El miedo es vecino de la culpa. «No te preocupes, madre, nada va a pasar».
Vuelve de Artxanda inquieta. No por seguridad, sino porque ha percibido que el camarada al que ha visto no ha terminado de fiarse de ella. Allí refugiado, en aquel caserío, no ha terminado de darle tareas. Le ha hecho muchas preguntas y la ha dejado ir, encomendándole que regrese la próxima semana. Pero sabe que todo son suspicacias, que él se siente inseguro, que no sabe qué pensar. Él, Realinos, un alto cargo del partido en el País Vasco, quizá el más, pero está ahí oculto en medio del monte, a tres pasos de la ría. No sabe cómo asegurarle que ella es quien dice ser. Por eso, saltándose la seguridad, le ha dicho que no se llama Dolores García, que no se llama Lolitxu. Le ha dicho su nombre real para que él compruebe.

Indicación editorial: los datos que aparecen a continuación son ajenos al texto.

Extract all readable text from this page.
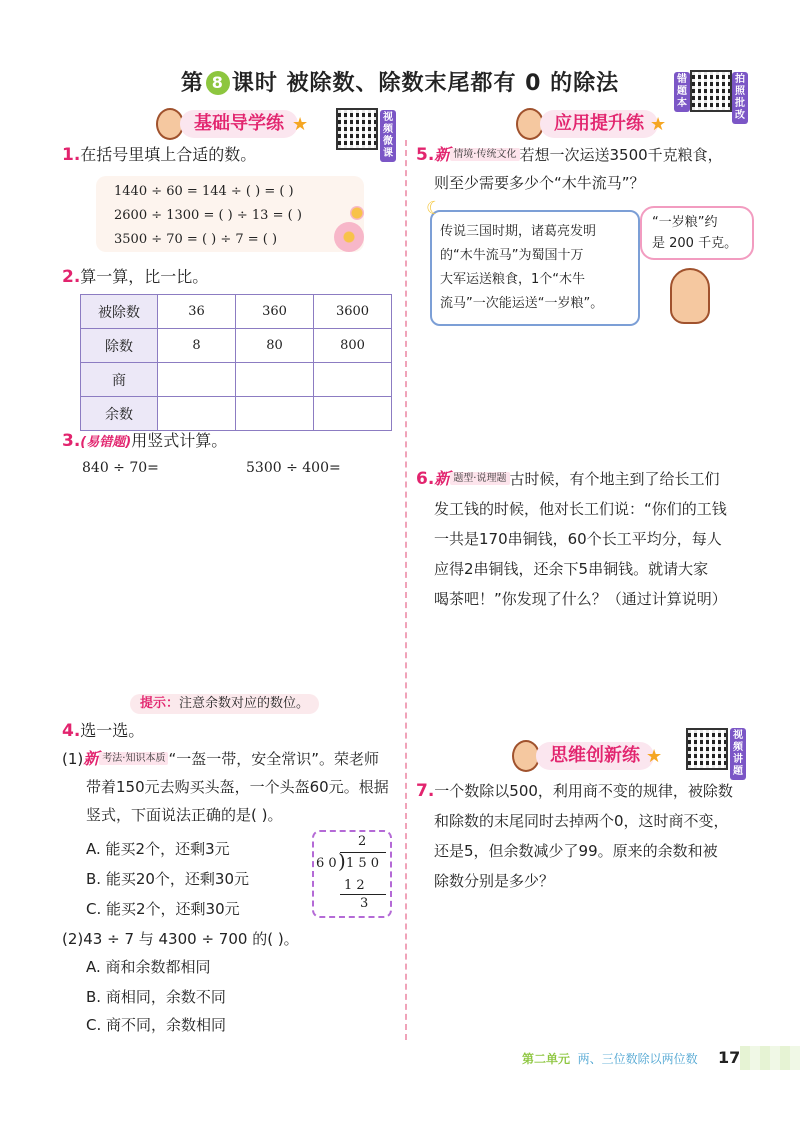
第 8 课时 被除数、除数末尾都有 0 的除法	错题本
拍照批改
基础导学练 ★	视频微课
应用提升练 ★
1.在括号里填上合适的数。
1440 ÷ 60 = 144 ÷ ( ) = ( )
2600 ÷ 1300 = ( ) ÷ 13 = ( )
3500 ÷ 70 = ( ) ÷ 7 = ( )
2.算一算，比一比。
被除数	36	360	3600
除数	8	80	800
商			
余数			
3.(易错题)用竖式计算。
840 ÷ 70=	5300 ÷ 400=
提示：注意余数对应的数位。
4.选一选。
(1)新 $^{考法\cdot 知识本质}$ “一盔一带，安全常识”。荣老师
带着150元去购买头盔，一个头盔60元。根据
竖式，下面说法正确的是( )。
A. 能买2个，还剩3元
B. 能买20个，还剩30元
C. 能买2个，还剩30元
2
6 0 ) 1 5 0
1 2
3
(2)43 ÷ 7 与 4300 ÷ 700 的( )。
A. 商和余数都相同
B. 商相同，余数不同
C. 商不同，余数相同
5.新 $^{情境\cdot 传统文化}$ 若想一次运送3500千克粮食，
则至少需要多少个“木牛流马”？
传说三国时期，诸葛亮发明
的“木牛流马”为蜀国十万
大军运送粮食，1个“木牛
流马”一次能运送“一岁粮”。
☾
“一岁粮”约
是 200 千克。
6.新 $^{题型\cdot 说理题}$ 古时候，有个地主到了给长工们
发工钱的时候，他对长工们说：“你们的工钱
一共是170串铜钱，60个长工平均分，每人
应得2串铜钱，还余下5串铜钱。就请大家
喝茶吧！”你发现了什么？（通过计算说明）
思维创新练 ★
视频讲题
7.一个数除以500，利用商不变的规律，被除数
和除数的末尾同时去掉两个0，这时商不变，
还是5，但余数减少了99。原来的余数和被
除数分别是多少？
第二单元 两、三位数除以两位数 17
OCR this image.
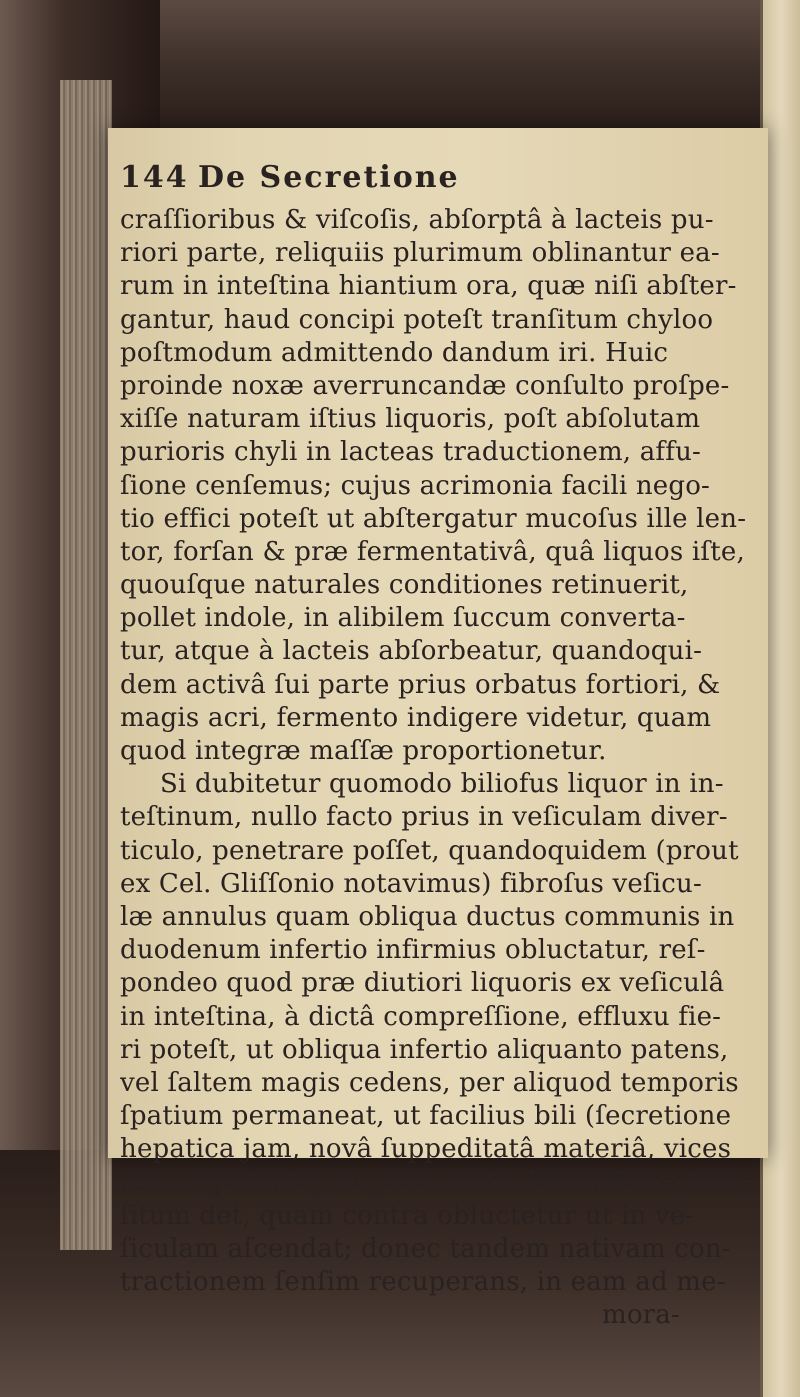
144 De Secretione
craſſioribus & viſcoſis, abſorptâ à lacteis pu-
riori parte, reliquiis plurimum oblinantur ea-
rum in inteſtina hiantium ora, quæ niſi abſter-
gantur, haud concipi poteſt tranſitum chyloo
poſtmodum admittendo dandum iri. Huic
proinde noxæ averruncandæ conſulto proſpe-
xiſſe naturam iſtius liquoris, poſt abſolutam
purioris chyli in lacteas traductionem, affu-
ſione cenſemus; cujus acrimonia facili nego-
tio effici poteſt ut abſtergatur mucoſus ille len-
tor, forſan & præ fermentativâ, quâ liquos iſte,
quouſque naturales conditiones retinuerit,
pollet indole, in alibilem ſuccum converta-
tur, atque à lacteis abſorbeatur, quandoqui-
dem activâ ſui parte prius orbatus fortiori, &
magis acri, fermento indigere videtur, quam
quod integræ maſſæ proportionetur.
Si dubitetur quomodo biliofus liquor in in-
teſtinum, nullo facto prius in veſiculam diver-
ticulo, penetrare poſſet, quandoquidem (prout
ex Cel. Gliſſonio notavimus) fibroſus veſicu-
læ annulus quam obliqua ductus communis in
duodenum infertio infirmius obluctatur, reſ-
pondeo quod præ diutiori liquoris ex veſiculâ
in inteſtina, à dictâ compreſſione, effluxu fie-
ri poteſt, ut obliqua infertio aliquanto patens,
vel ſaltem magis cedens, per aliquod temporis
ſpatium permaneat, ut facilius bili (ſecretione
hepatica jam, novâ ſuppeditatâ materiâ, vices
ſuas repetente) ex poro rectâ deſcendenti tran-
ſitum det, quam contra obluctetur ut in ve-
ſiculam aſcendat; donec tandem nativam con-
tractionem ſenſim recuperans, in eam ad me-
mora-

Pero está incómoda. Entra en casa, saluda a su hermana y a su padrastro y pregunta por su madre. «Ha ido a la ría, a rebuscar…». Baja de nuevo la escalera y va a su encuentro. Camina por las calles hasta la ría, la busca y no la ve. Observa a su alrededor y por primera vez se siente insegura. Se sienta en un poyete frente al cauce, mira los humos que salen por un lado, los humos de la Babcock Wilcox, las aguas rojas, anaranjadas, el color oscuro del cielo, un cielo sin nubes, azul cobalto. Un cielo casi negro. Alguien la toca en el hombro y se asusta. Su madre, que le sonríe desde detrás.

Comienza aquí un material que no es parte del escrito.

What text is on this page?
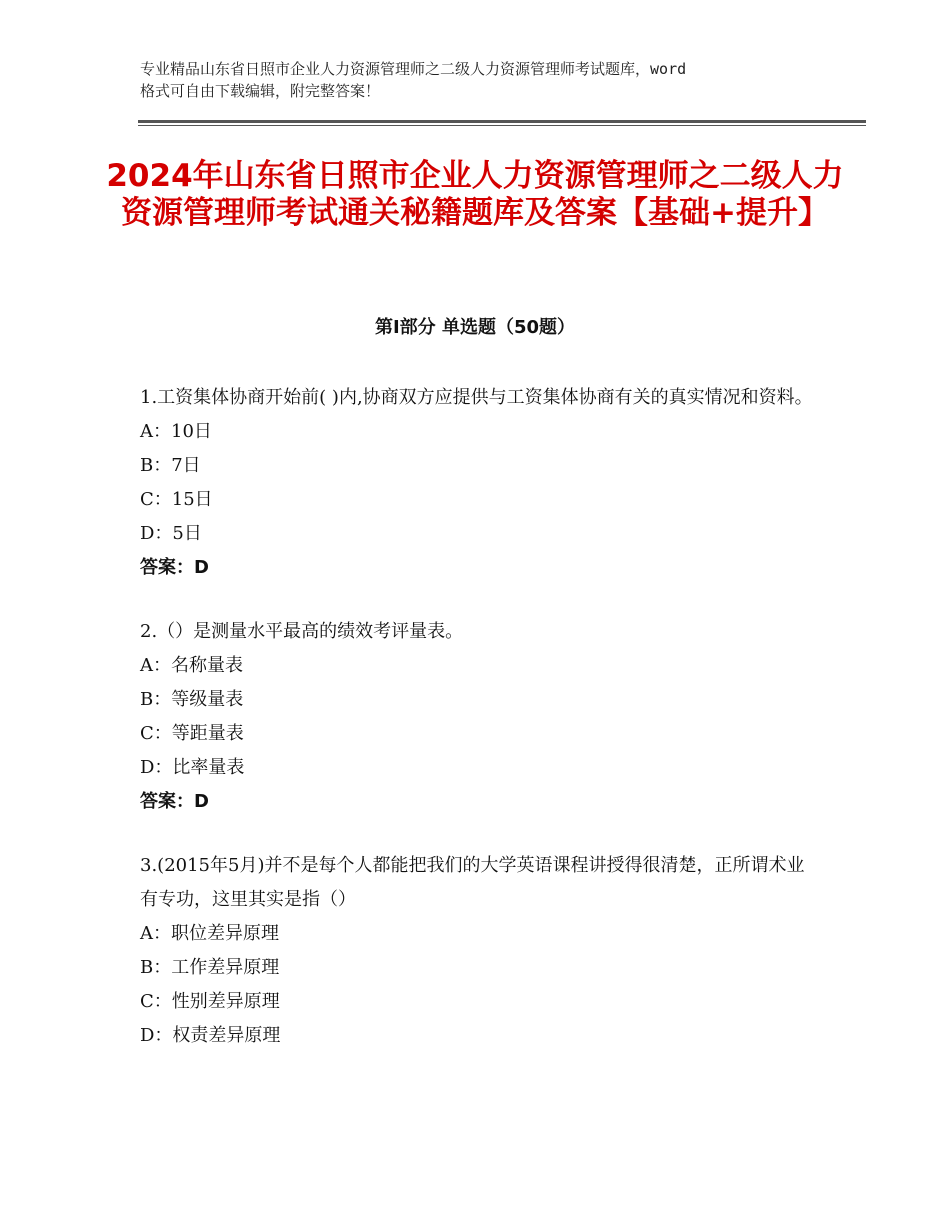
专业精品山东省日照市企业人力资源管理师之二级人力资源管理师考试题库，word
格式可自由下载编辑，附完整答案！
2024年山东省日照市企业人力资源管理师之二级人力资源管理师考试通关秘籍题库及答案【基础+提升】
第Ⅰ部分 单选题（50题）

1.工资集体协商开始前( )内,协商双方应提供与工资集体协商有关的真实情况和资料。

A：10日
B：7日
C：15日
D：5日
答案：D

2.（）是测量水平最高的绩效考评量表。

A：名称量表
B：等级量表
C：等距量表
D：比率量表
答案：D

3.(2015年5月)并不是每个人都能把我们的大学英语课程讲授得很清楚，正所谓术业有专功，这里其实是指（）

A：职位差异原理
B：工作差异原理
C：性别差异原理
D：权责差异原理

Han pasado horas frente a la ría. Su madre hablaba y ella escuchaba en silencio. Tragaba, sin digerir. Parecía una película soviética, de las que ha visto en guerra en la Gran Vía, una película sobre una mujer pobre, la madre de Gorki, pero sin épica. Una película que es su historia. La deglute sin orden para poder ordenarla luego. Se da cuenta de que es una historia como tantas, que es la historia de una pobre mujer vasca, de una campesina de Carranza, una historia corriente. Solo que es su madre la que habla. Habla para que ella escuche.